BERLIN (Reuters) - German industrial orders rose less than expected in February due to weak domestic demand, data showed on Thursday, but the economy ministry said demand should pick up later this year as the world economy remains on a growth path.
Contracts for “Made in Germany” goods rose by 0.3 percent after falling by an upwardly revised 3.5 percent in January, data from the Federal Statistics Office showed.
The reading undershot a Reuters poll of analysts who had predicted a 1.5 percent increase.
“Despite the subdued demand so far this year orders should remain on an upward course,” the economy ministry said in a statement. “The global economy remains in upswing which should keep demand for German industrial goods on a high level.”

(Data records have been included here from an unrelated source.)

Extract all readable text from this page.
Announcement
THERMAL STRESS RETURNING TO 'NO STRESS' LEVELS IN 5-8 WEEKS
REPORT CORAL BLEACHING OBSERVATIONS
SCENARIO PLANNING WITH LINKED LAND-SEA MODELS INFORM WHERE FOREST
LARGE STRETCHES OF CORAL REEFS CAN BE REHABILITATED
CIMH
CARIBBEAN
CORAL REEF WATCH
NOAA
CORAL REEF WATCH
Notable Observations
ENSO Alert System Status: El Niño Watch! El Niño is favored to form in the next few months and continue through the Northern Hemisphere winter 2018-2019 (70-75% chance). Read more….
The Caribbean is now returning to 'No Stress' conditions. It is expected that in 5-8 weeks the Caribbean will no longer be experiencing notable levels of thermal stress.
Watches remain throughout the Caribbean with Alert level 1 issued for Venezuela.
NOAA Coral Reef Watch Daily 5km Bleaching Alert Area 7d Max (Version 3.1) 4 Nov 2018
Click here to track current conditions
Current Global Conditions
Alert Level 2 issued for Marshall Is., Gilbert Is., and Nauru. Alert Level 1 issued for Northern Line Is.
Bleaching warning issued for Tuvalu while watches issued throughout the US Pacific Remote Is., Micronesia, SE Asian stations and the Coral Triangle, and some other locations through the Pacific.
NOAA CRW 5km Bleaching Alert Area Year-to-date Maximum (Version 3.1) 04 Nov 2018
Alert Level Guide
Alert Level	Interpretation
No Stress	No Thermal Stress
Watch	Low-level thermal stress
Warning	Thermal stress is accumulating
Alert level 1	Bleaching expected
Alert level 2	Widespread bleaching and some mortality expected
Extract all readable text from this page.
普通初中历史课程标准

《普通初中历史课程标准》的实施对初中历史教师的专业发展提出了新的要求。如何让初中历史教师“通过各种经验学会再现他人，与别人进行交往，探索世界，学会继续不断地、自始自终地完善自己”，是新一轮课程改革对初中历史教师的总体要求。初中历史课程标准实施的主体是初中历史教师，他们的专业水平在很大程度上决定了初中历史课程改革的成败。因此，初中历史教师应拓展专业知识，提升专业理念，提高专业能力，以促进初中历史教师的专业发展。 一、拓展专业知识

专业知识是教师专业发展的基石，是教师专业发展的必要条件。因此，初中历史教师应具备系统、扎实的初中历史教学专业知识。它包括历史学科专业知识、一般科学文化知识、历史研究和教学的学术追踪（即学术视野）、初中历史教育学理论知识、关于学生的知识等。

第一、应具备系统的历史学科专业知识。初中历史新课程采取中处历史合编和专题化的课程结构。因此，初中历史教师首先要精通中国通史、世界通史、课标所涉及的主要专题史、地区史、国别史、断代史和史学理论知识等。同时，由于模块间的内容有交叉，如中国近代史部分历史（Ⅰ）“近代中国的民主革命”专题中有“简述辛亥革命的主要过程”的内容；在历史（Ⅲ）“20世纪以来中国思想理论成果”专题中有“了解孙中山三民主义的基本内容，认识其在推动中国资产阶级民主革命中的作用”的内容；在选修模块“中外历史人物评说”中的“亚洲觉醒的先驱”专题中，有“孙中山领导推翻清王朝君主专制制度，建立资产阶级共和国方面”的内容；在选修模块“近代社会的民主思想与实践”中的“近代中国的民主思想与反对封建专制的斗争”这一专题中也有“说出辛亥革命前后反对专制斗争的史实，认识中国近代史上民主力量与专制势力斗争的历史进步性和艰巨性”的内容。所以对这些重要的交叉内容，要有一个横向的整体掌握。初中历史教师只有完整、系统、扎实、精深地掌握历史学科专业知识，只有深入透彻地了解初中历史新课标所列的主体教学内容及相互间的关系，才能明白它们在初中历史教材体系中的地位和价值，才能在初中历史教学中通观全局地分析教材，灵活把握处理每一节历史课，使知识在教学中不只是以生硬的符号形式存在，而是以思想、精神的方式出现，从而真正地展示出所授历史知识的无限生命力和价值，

But the DIHK Chambers of Commerce and Industry struck a cautionary tone, saying that an escalation of a dispute between China and the United States over import duties could harm the global economy and dampen demand for German goods and services.
“The future development of orders largely depends on how the trade dispute develops,” said Sophia Krietenbrink of the DIHK. “The U.S. is the most important market for German companies and China is the third most important market. Should growth in both countries slow down this could harm German companies.”
A breakdown of the data showed that domestic demand fell by 1.4 percent. Foreign orders rose by the same amount and a 4.5 percent hike in demand from the euro zone offset a 0.6 percent fall in orders from outside the single currency bloc.
Private consumption has been a growth driver in recent years as consumers benefit from rising wages, record-high employment and strong job security but foreign trade propelled Germany’s fourth-quarter expansion of 0.6 percent.
The manufacturing sector is brimming and remains a solid pillar in an economy seen as an export champion.
The statistics office said last month that German manufacturers are sitting on orders that will take them nearly six months to complete, cushioning them against future shocks resulting from a worsening trade dispute between the world’s two largest economies.
The data showed that the manufacturers’ so-called order range was 5-and-a-half months in January, meaning they could carry on producing for nearly half a year even if they received no new orders.
In a further sign of the health of the sector, engineering orders jumped 13 percent in February from a year ago, the VDMA industry group said on Thursday, saying however that a worsening of the trade dispute could spoil the party.
“Demand for high quality machines and plants by our clients all over the world remains high,” said VDMA chief economist Ralph Wiechers. “We can only hope that the trade dispute between the U.S. and China doesn’t cause lasting damage to this investment drive.”
Alexander Krueger of Bankhaus Lampe said that weaker orders were not necessarily bad news given that manufacturers have hit full capacity and cannot meet higher demands.
“Capacities are fully stretched and time is needed to process orders,” he said in a note. “The growth zenith has been reached.”